Symphonie M chorégraphie d’Akaji Maro,  avec la compagnie Dairakudakan.

 

photo« La fiction est une notion « infirme » dans la vie, car, vide, elle est proche de la mort et de ses sphères. C’est pourquoi, peut-être, non sans raison, j’ interprétais le drame-fiction comme le monde mort des morts ».  Tadeusz Kantor définissait ainsi son Théâtre de la mort  qui a bénéficié de  nombreuses analyses.
Nous sommes encore tous orphelins de cette forme de représentation et notre sensibilité est donc  vite réactivée, quand, au détour d’un spectacle comme celui d’Akaji Maro, nous perçevons des aspects communs à ces deux créateurs. Ici, nous devons parler plutôt d’une danse de mort fascinante par sa dureté et sa beauté.
Le chorégraphe s’est inspiré du Livre des morts tibétains qui, selon lui, « décrit les états de conscience et les perceptions qui se succédent pendant la période qui s’étend de la mort à la renaissance ». Akaji Maro,  qui ne fait pas du tout ses soixante-dix ans, a ici un visage maquillé de vieillard de plus de quatre-vingts ans.
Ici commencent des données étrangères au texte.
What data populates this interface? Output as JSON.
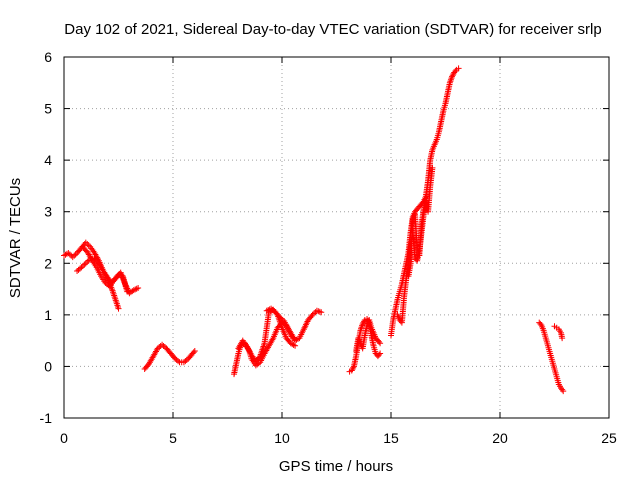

Il navigue entre théâtre et danse, donnant vie à des fantômes de personnages, de la petite fille mutine avec son gros nœud rose dans les cheveux, à la vieille comédienne ou cantatrice que, seule, la magie de la scène peut faire sortir du néant.
Son corps a des mouvements d’une incroyable précision qui, très minimalistes au début, vont progressivement connaître des secousses, assez proches de la transe. Son visage, lui aussi être traversé d’émotions,  de la joie à la terreur, va renaître de ses cendres, à mesure que les tableaux se succèdent.
Il est entouré  de quatorze artistes, dont quatre danseurs en smoking incarnent des sortes de croque-morts et  quatre danseuses toutes habillées de blanc, vierges inaccessibles sorties des ténèbres, et enfin,  six autres danseurs plus classiques de butô.
Cette création est rythmée par la magnifique Cinquième Symphonie de Mahler qu’il coupe par moments pour que le public perçoive mieux sa gestuelle: « Je conserve de la place pour le silence, dit-il, pour éviter que les spectateurs se raccrochent uniquement à cette œuvre de Mahler ».
Nous ne sommes pas prêts d’oublier cette danse de mort qui ne peut laisser personne indifférent et qui rapproche encore Akaji Maro, de Tadeusz Kantor. Pour ce moment unique de théâtre et de danse, on pense à ce  beau titre d’Ibsen: Quand nous nous réveillerons d’entre les morts.

 

Jean Couturier

Maison de la Culture du Japon jusqu’au 30 novembre.